Только когда Горбачев примет решение о выводе войск, до твоей бабушки и ее душевных подруг начнет доходить: это что же такое? Это значит, мы воевали? И проиграли? Куда же власти смотрели? И где же наша непобедимая мощь? Может, и Советский Союз не вечен? Быть того не может.
Может. Увы.
Никто не видит, как блуждающий огонь войны тянется за отступающей армией и поджигает территорию Таджикистана; как война приближается к южным границам России на тысячу километров. Никто не замечает, как возбуждается национальное сознание завоеванных балтов и веками мечтавших о своей государственности украинцев, как зарождается мечта о воссоединении Армении у карабах-цев и просыпается ненависть к армянам у сумгаитцев, как поднимается давление у казахов и нарастает страх у русских в Грозном.
Из афганского облака вылепляется грозовая туча российских 90-х: полуголод, которого ты по малолетству не помнишь; августовский путч – это ты уже застал.
Вечером 19 августа 1991-го ты был накормлен, умыт, расчесан и мирно ждал у телевизора своей программы «Спокойной ночи, малыши»; я, кстати, в детстве ее тоже смотрел – первый выпуск вышел в 63-м, решение о запуске принимали в 62-м, такая вот связь поколений. Вместо этого тебе показали «Лебединое озеро». Если забыл, поясню: в день государственного переворота вместо новостей, концертов и мультфильмов крутили балет Чайковского. Ты спросил, а где же Хрюша со Степашей? Я пробормотал что-то вроде: теперь нами опять правят коммунисты, Хрюши не будет. Ты отвесил нижнюю губу, ушел к себе, через десять минут принес белый лист, расчерченный на квадраты.

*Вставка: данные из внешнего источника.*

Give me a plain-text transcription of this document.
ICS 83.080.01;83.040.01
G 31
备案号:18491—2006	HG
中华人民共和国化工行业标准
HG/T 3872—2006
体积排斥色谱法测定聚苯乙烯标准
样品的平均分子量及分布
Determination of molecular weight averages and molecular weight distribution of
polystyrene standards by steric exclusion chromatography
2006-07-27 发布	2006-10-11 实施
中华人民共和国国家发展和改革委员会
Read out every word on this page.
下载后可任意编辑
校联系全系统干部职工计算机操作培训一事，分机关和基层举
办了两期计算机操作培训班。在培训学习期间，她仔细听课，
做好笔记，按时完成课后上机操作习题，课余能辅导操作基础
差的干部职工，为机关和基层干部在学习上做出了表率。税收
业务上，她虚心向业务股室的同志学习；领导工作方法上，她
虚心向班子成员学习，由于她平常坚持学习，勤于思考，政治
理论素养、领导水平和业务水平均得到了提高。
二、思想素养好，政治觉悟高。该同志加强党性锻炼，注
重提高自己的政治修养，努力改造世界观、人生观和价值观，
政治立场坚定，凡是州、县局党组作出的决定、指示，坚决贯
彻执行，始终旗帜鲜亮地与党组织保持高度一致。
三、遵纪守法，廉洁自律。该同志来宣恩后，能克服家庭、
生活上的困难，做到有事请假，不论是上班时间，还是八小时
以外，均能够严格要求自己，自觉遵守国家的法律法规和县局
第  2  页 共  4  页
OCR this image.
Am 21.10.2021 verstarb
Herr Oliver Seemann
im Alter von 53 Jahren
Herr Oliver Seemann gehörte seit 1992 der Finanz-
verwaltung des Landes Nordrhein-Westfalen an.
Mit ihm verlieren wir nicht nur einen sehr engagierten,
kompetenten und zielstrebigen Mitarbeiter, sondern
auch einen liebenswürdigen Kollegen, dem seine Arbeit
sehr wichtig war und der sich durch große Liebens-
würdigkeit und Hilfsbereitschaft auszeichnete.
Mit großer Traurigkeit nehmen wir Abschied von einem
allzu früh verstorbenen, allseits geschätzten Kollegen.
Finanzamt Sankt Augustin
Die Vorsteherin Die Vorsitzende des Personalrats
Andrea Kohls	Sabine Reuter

Что это? – поинтересовались взрослые. Ты сказал: тюрьма для коммунистов. Твоя мама растрогалась, твоя бабушка перепугалась насмерть…
Прощай, империя.
Здравствуй, полная неизвестность.
Из ее густой темноты вырывается сверкающий самолет; он врезается в нью-йоркскую башню, пробивает брешь для новой страшной эпохи. Сквозь эту брешь хлынут Ирак, Палестина, Персия; над миром всплывет обманчивый образ седобородого старца с молодыми наглыми глазами; то ли он есть, то ли его нет; именем из восточных сказок, как паролем, аукаются фундаменталисты и спецслужбы, обыватели Европы и слушатели медресе. Оссааа! – начинает Пенджаб. Ммммма! – по-буддийски отзывается Париж. Беннннн! – гудит колокол Ивана Великого и ладаном кадит телевизор всемирному злу…
Если де Голль сейчас не подпишет бумагу, всего этого не будет. Потому что будет другое. Возможно, Алжир станет французским Афганистаном; свободой придется пожертвовать, сдаться на милость спецслужбам; Франция увязнет в алжирской трясине, только что восстановленная де Голлем государственность рухнет, Европа вмешается в конфликт и тоже увязнет; Советский Союз временно укрепится, а потом все равно обвалится. Но обвалится не в ошибочную свободу, а в безошибочный фашизм. И вокруг будет не спорный Евросоюз, а бесспорный рассадник несчастий. Америка сойдет с ума еще раньше, и каша заварится еще круче.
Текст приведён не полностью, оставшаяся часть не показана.